İzin alınarak yapılan bu tür gösterilerde bir nizam, intizam, düzen olur.
Önceden nerede kimler ne görevi yapacakları belirtilir.
Kimlerin konuşacağı, neyi konuşacağı tertip heyeti tarafından bilinir
Hangi sloganların atılacağı ve başlangıcı kimin yapacağı da belirlenir.
Daha önce Ankara garı önünde kanlı olay olduğunu ben hatırlamıyorum.
Sıhhiye Meydanı’na gitmeden önce burada bu halayı çekmeyi düşünenleri suçlayamam.
Gençtirler halay çekmek isteyebilirler.
Benim dikkatimi çeken, “Bu meydan kanlı meydan” sloganını kim buldu ve ilk söyleyen kim oldu.
İlk söyleyeni de suçlamıyorum, ona biri telkin etmiş olabilir.
O sloganı telkin eden kişi, halay çekenler arasında var mıydı
Sorun, bu gençlerde değil.
27 Mayıs 1960 darbesi yapıldığında ben on üç yaşında idim.
Üniversiteyi yani Kara, Deniz, Hava Harp Okullarını bitirmiş general ve albaylarımız darbe yapmış, hukuk fakültesini bitirmiş en seçkin savcı ve hâkimler tarafından Başbakan ve iki bakanı asılmıştır.
12 Mart 1971’de yine aynı okullardan mezun olanlar tarafından darbe olmuş, yine aynı okullardan mezun hukukçular tarafından birçok genç idama mahkûm edilmiştir.
12 Eylül 1980’de yine aynı eğitimden geçen generaller darbe yapıyor, yine aynı eğitimden geçen hukukçular idam kararları veriyor ve yine aynı eğitimden geçen insanlar idam ediliyorlar.
28 Şubat’ı hepimiz biliyoruz.
Sorun, eğitim sorunudur.
Sahabeden örnek vermeyeceğim.
Hazreti Ömer’in önceki haliyle Müslüman olduktan sonra adalet tarihinin ilk sırasına nasıl yazıldığından bahsetmeyeceğim, çünkü bazıları çağımızdan örnek istiyorlar.
Buyurun çağımızdan örnek vereyim.
Bir, iki, üç... örnek değil yüz binlerce örnek vereyim.
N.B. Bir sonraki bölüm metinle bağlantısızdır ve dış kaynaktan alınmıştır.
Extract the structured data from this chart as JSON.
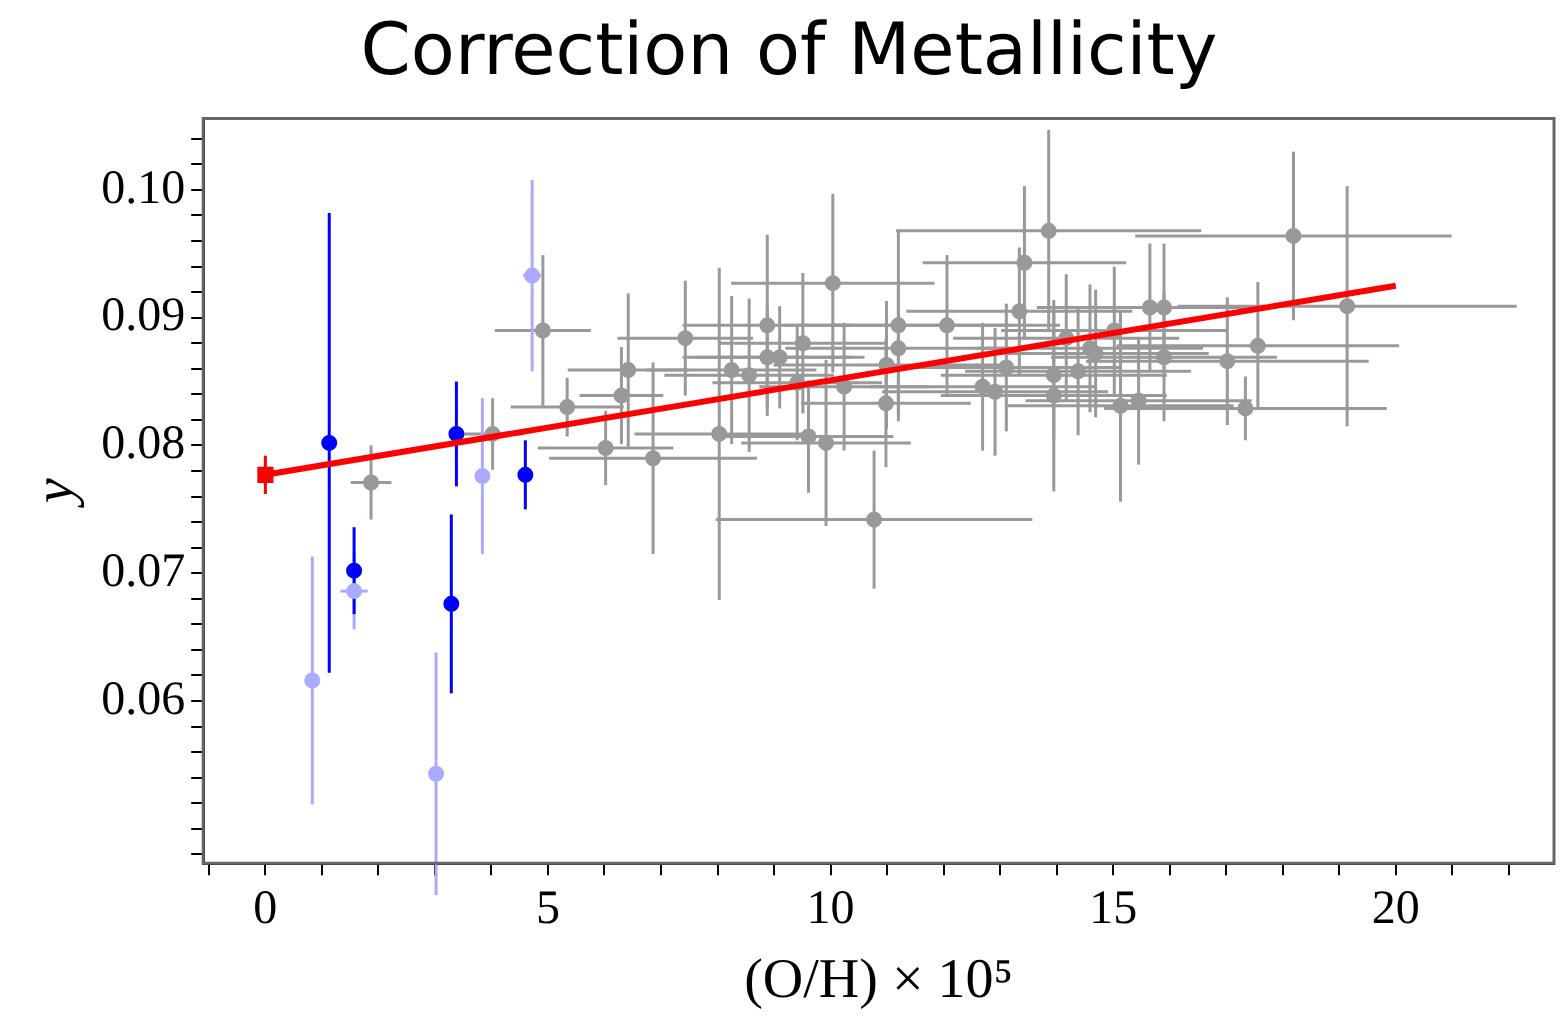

İçişleri Bakanlığı ile Adalet Bakanlığı’na da bir teklifim var;
Şu anda seksen milyon insanımızla aynı şartlarda yaşayan yüz bin din görevlimiz içerisinde suç işleyen kaç görevli vardır
Din görevlilerimiz 657 sayılı kanuna tabidirler.
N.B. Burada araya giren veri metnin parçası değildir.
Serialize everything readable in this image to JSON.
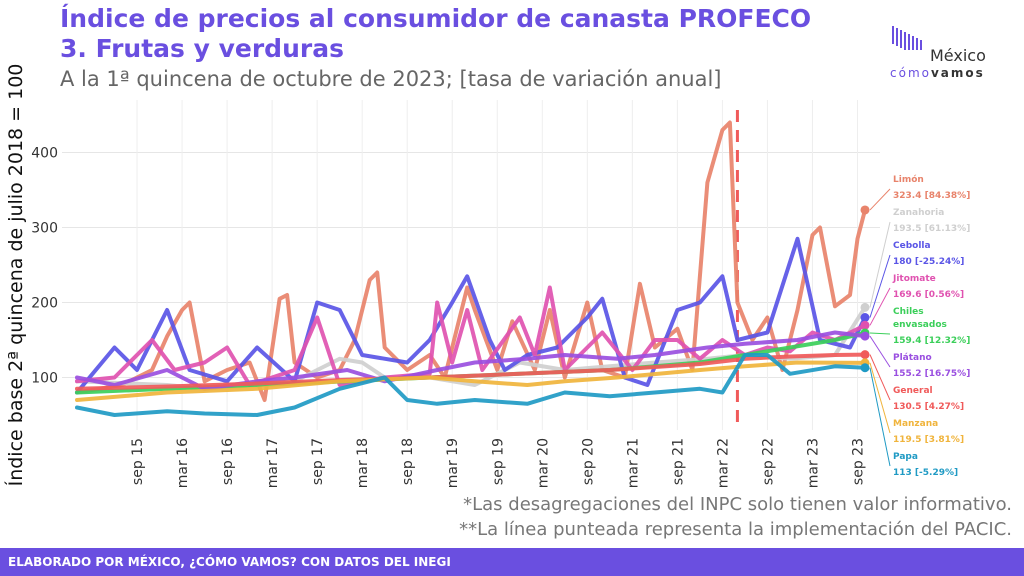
{
  "header": {
    "title_line1": "Índice de precios al consumidor de canasta PROFECO",
    "title_line2": "3. Frutas y verduras",
    "subtitle": "A la 1ª quincena de octubre de 2023; [tasa de variación anual]"
  },
  "logo": {
    "name": "México",
    "tagline_part1": "cómo",
    "tagline_part2": "vamos"
  },
  "notes": {
    "line1": "*Las desagregaciones del INPC solo tienen valor informativo.",
    "line2": "**La línea punteada representa la implementación del PACIC."
  },
  "footer": {
    "text": "ELABORADO POR MÉXICO, ¿CÓMO VAMOS? CON DATOS DEL INEGI"
  },
  "chart_data": {
    "type": "line",
    "ylabel": "Índice base 2ª quincena de julio 2018 = 100",
    "xlabel": "",
    "x_start": "2015-01",
    "x_end": "2023-10",
    "x_ticks": [
      "sep 15",
      "mar 16",
      "sep 16",
      "mar 17",
      "sep 17",
      "mar 18",
      "sep 18",
      "mar 19",
      "sep 19",
      "mar 20",
      "sep 20",
      "mar 21",
      "sep 21",
      "mar 22",
      "sep 22",
      "mar 23",
      "sep 23"
    ],
    "ylim": [
      30,
      470
    ],
    "y_ticks": [
      100,
      200,
      300,
      400
    ],
    "grid": true,
    "vline": {
      "date": "2022-05",
      "style": "dashed",
      "color": "#f05a5a"
    },
    "series": [
      {
        "name": "Limón",
        "color": "#e8836b",
        "points": [
          [
            "2015-01",
            80
          ],
          [
            "2015-07",
            90
          ],
          [
            "2015-11",
            110
          ],
          [
            "2016-01",
            155
          ],
          [
            "2016-03",
            190
          ],
          [
            "2016-04",
            200
          ],
          [
            "2016-06",
            95
          ],
          [
            "2016-09",
            110
          ],
          [
            "2016-12",
            120
          ],
          [
            "2017-02",
            70
          ],
          [
            "2017-04",
            205
          ],
          [
            "2017-05",
            210
          ],
          [
            "2017-06",
            120
          ],
          [
            "2017-09",
            100
          ],
          [
            "2017-12",
            110
          ],
          [
            "2018-02",
            150
          ],
          [
            "2018-04",
            230
          ],
          [
            "2018-05",
            240
          ],
          [
            "2018-06",
            140
          ],
          [
            "2018-09",
            110
          ],
          [
            "2018-12",
            130
          ],
          [
            "2019-02",
            100
          ],
          [
            "2019-05",
            220
          ],
          [
            "2019-06",
            190
          ],
          [
            "2019-09",
            110
          ],
          [
            "2019-11",
            175
          ],
          [
            "2020-02",
            110
          ],
          [
            "2020-04",
            190
          ],
          [
            "2020-06",
            100
          ],
          [
            "2020-09",
            200
          ],
          [
            "2020-11",
            110
          ],
          [
            "2021-02",
            100
          ],
          [
            "2021-04",
            225
          ],
          [
            "2021-06",
            140
          ],
          [
            "2021-09",
            165
          ],
          [
            "2021-11",
            110
          ],
          [
            "2022-01",
            360
          ],
          [
            "2022-03",
            430
          ],
          [
            "2022-04",
            440
          ],
          [
            "2022-05",
            200
          ],
          [
            "2022-07",
            150
          ],
          [
            "2022-09",
            180
          ],
          [
            "2022-11",
            110
          ],
          [
            "2023-01",
            190
          ],
          [
            "2023-03",
            290
          ],
          [
            "2023-04",
            300
          ],
          [
            "2023-06",
            195
          ],
          [
            "2023-08",
            210
          ],
          [
            "2023-09",
            285
          ],
          [
            "2023-10",
            323.4
          ]
        ]
      },
      {
        "name": "Zanahoria",
        "color": "#cfcfcf",
        "points": [
          [
            "2015-01",
            95
          ],
          [
            "2016-01",
            90
          ],
          [
            "2016-06",
            85
          ],
          [
            "2017-01",
            90
          ],
          [
            "2017-06",
            95
          ],
          [
            "2017-09",
            110
          ],
          [
            "2017-12",
            125
          ],
          [
            "2018-03",
            120
          ],
          [
            "2018-06",
            100
          ],
          [
            "2018-12",
            100
          ],
          [
            "2019-06",
            90
          ],
          [
            "2019-12",
            120
          ],
          [
            "2020-06",
            110
          ],
          [
            "2020-12",
            115
          ],
          [
            "2021-06",
            120
          ],
          [
            "2022-01",
            125
          ],
          [
            "2022-06",
            130
          ],
          [
            "2022-12",
            125
          ],
          [
            "2023-06",
            130
          ],
          [
            "2023-10",
            193.5
          ]
        ]
      },
      {
        "name": "Cebolla",
        "color": "#5a55e6",
        "points": [
          [
            "2015-01",
            80
          ],
          [
            "2015-06",
            140
          ],
          [
            "2015-09",
            110
          ],
          [
            "2016-01",
            190
          ],
          [
            "2016-04",
            110
          ],
          [
            "2016-09",
            95
          ],
          [
            "2017-01",
            140
          ],
          [
            "2017-06",
            95
          ],
          [
            "2017-09",
            200
          ],
          [
            "2017-12",
            190
          ],
          [
            "2018-03",
            130
          ],
          [
            "2018-09",
            120
          ],
          [
            "2018-12",
            150
          ],
          [
            "2019-03",
            200
          ],
          [
            "2019-05",
            235
          ],
          [
            "2019-08",
            150
          ],
          [
            "2019-10",
            110
          ],
          [
            "2020-01",
            130
          ],
          [
            "2020-05",
            140
          ],
          [
            "2020-09",
            180
          ],
          [
            "2020-11",
            205
          ],
          [
            "2021-02",
            100
          ],
          [
            "2021-05",
            90
          ],
          [
            "2021-09",
            190
          ],
          [
            "2021-12",
            200
          ],
          [
            "2022-03",
            235
          ],
          [
            "2022-05",
            150
          ],
          [
            "2022-09",
            160
          ],
          [
            "2023-01",
            285
          ],
          [
            "2023-04",
            150
          ],
          [
            "2023-08",
            140
          ],
          [
            "2023-10",
            180
          ]
        ]
      },
      {
        "name": "Jitomate",
        "color": "#e052b0",
        "points": [
          [
            "2015-01",
            95
          ],
          [
            "2015-06",
            100
          ],
          [
            "2015-11",
            150
          ],
          [
            "2016-02",
            110
          ],
          [
            "2016-06",
            120
          ],
          [
            "2016-09",
            140
          ],
          [
            "2016-12",
            90
          ],
          [
            "2017-06",
            110
          ],
          [
            "2017-09",
            180
          ],
          [
            "2017-12",
            90
          ],
          [
            "2018-06",
            100
          ],
          [
            "2018-12",
            105
          ],
          [
            "2019-01",
            200
          ],
          [
            "2019-03",
            120
          ],
          [
            "2019-05",
            190
          ],
          [
            "2019-07",
            110
          ],
          [
            "2019-12",
            180
          ],
          [
            "2020-02",
            130
          ],
          [
            "2020-04",
            220
          ],
          [
            "2020-06",
            110
          ],
          [
            "2020-11",
            160
          ],
          [
            "2021-03",
            110
          ],
          [
            "2021-06",
            150
          ],
          [
            "2021-09",
            150
          ],
          [
            "2021-12",
            125
          ],
          [
            "2022-03",
            150
          ],
          [
            "2022-06",
            130
          ],
          [
            "2022-09",
            140
          ],
          [
            "2022-12",
            135
          ],
          [
            "2023-03",
            160
          ],
          [
            "2023-06",
            150
          ],
          [
            "2023-10",
            169.6
          ]
        ]
      },
      {
        "name": "Chiles envasados",
        "color": "#3bcf5a",
        "points": [
          [
            "2015-01",
            80
          ],
          [
            "2016-01",
            85
          ],
          [
            "2017-01",
            90
          ],
          [
            "2018-01",
            95
          ],
          [
            "2018-12",
            100
          ],
          [
            "2019-12",
            105
          ],
          [
            "2020-12",
            110
          ],
          [
            "2021-06",
            115
          ],
          [
            "2021-12",
            120
          ],
          [
            "2022-06",
            130
          ],
          [
            "2022-12",
            140
          ],
          [
            "2023-06",
            150
          ],
          [
            "2023-10",
            159.4
          ]
        ]
      },
      {
        "name": "Plátano",
        "color": "#9a4fe0",
        "points": [
          [
            "2015-01",
            100
          ],
          [
            "2015-06",
            90
          ],
          [
            "2016-01",
            110
          ],
          [
            "2016-06",
            85
          ],
          [
            "2017-01",
            95
          ],
          [
            "2017-06",
            100
          ],
          [
            "2018-01",
            110
          ],
          [
            "2018-06",
            95
          ],
          [
            "2019-01",
            110
          ],
          [
            "2019-06",
            120
          ],
          [
            "2020-01",
            125
          ],
          [
            "2020-06",
            130
          ],
          [
            "2021-01",
            125
          ],
          [
            "2021-06",
            130
          ],
          [
            "2022-01",
            140
          ],
          [
            "2022-06",
            145
          ],
          [
            "2023-01",
            150
          ],
          [
            "2023-06",
            160
          ],
          [
            "2023-10",
            155.2
          ]
        ]
      },
      {
        "name": "General",
        "color": "#f05a5a",
        "points": [
          [
            "2015-01",
            85
          ],
          [
            "2016-01",
            88
          ],
          [
            "2017-01",
            92
          ],
          [
            "2018-01",
            97
          ],
          [
            "2018-12",
            100
          ],
          [
            "2019-12",
            105
          ],
          [
            "2020-12",
            110
          ],
          [
            "2021-12",
            118
          ],
          [
            "2022-06",
            125
          ],
          [
            "2022-12",
            128
          ],
          [
            "2023-06",
            130
          ],
          [
            "2023-10",
            130.5
          ]
        ]
      },
      {
        "name": "Manzana",
        "color": "#f0b43c",
        "points": [
          [
            "2015-01",
            70
          ],
          [
            "2016-01",
            80
          ],
          [
            "2017-01",
            85
          ],
          [
            "2017-12",
            95
          ],
          [
            "2018-12",
            100
          ],
          [
            "2019-06",
            95
          ],
          [
            "2020-01",
            90
          ],
          [
            "2020-06",
            95
          ],
          [
            "2021-01",
            100
          ],
          [
            "2021-12",
            110
          ],
          [
            "2022-06",
            115
          ],
          [
            "2023-01",
            120
          ],
          [
            "2023-10",
            119.5
          ]
        ]
      },
      {
        "name": "Papa",
        "color": "#1f9ac4",
        "points": [
          [
            "2015-01",
            60
          ],
          [
            "2015-06",
            50
          ],
          [
            "2016-01",
            55
          ],
          [
            "2016-06",
            52
          ],
          [
            "2017-01",
            50
          ],
          [
            "2017-06",
            60
          ],
          [
            "2017-12",
            85
          ],
          [
            "2018-06",
            100
          ],
          [
            "2018-09",
            70
          ],
          [
            "2019-01",
            65
          ],
          [
            "2019-06",
            70
          ],
          [
            "2020-01",
            65
          ],
          [
            "2020-06",
            80
          ],
          [
            "2020-12",
            75
          ],
          [
            "2021-06",
            80
          ],
          [
            "2021-12",
            85
          ],
          [
            "2022-03",
            80
          ],
          [
            "2022-06",
            130
          ],
          [
            "2022-09",
            130
          ],
          [
            "2022-12",
            105
          ],
          [
            "2023-06",
            115
          ],
          [
            "2023-10",
            113
          ]
        ]
      }
    ],
    "labels": [
      {
        "series": "Limón",
        "name": "Limón",
        "value": "323.4 [84.38%]"
      },
      {
        "series": "Zanahoria",
        "name": "Zanahoria",
        "value": "193.5 [61.13%]"
      },
      {
        "series": "Cebolla",
        "name": "Cebolla",
        "value": "180 [-25.24%]"
      },
      {
        "series": "Jitomate",
        "name": "Jitomate",
        "value": "169.6 [0.56%]"
      },
      {
        "series": "Chiles envasados",
        "name": "Chiles envasados",
        "value": "159.4 [12.32%]"
      },
      {
        "series": "Plátano",
        "name": "Plátano",
        "value": "155.2 [16.75%]"
      },
      {
        "series": "General",
        "name": "General",
        "value": "130.5 [4.27%]"
      },
      {
        "series": "Manzana",
        "name": "Manzana",
        "value": "119.5 [3.81%]"
      },
      {
        "series": "Papa",
        "name": "Papa",
        "value": "113 [-5.29%]"
      }
    ]
  }
}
Savunma Bakanlığı’nda, Adalet Bakanlığı’nda, Milli Eğitim Bakanlığı’nda, İçişleri Bakanlığı’nda ve diğer bakanlıklarda yüz bin memurdan kaç kişi suç işlemiştir.
Din görevlileri suç işlemez demiyorum. İnsandırlar hata yaparlar.
Suç işleme oranları önemlidir.
Ashabı kiramdan suç işleyen ve cezalandırılanlar olmuş ama kâfirlik dönemleriyle kıyaslandığında binde bir değil, on binde bir oranında suç işlemeleri azalmıştır.
Bakın yine o örnek nesil ashabı kirama kayıverdi kalemim. (Allah, onların hepsinden arzı olsun.)
Araştırma sonuçlarını ben şimdiden ilan ediyorum, kurumlar arasında en az suçu din görevlileri işler.
Çünkü aldığı eğitimin içinde, İslami eğitimin adı ve kokusu vardır. Kendisi yoktur. Buna rağmen o ad ve koku bile bizi suç işlemekten alıkoyuyor.
Eğer İslami eğitime geçmezsek seksen milyonun yarısı güvenlikçi olsa da, tuvalet ve banyolarımıza kadar her yere kamera koyma ve merkezden izlenme sağlansa da, seksen milyon insanımızın hepsi bu eğitim içinde profesör yapılsa da, terör bitmez.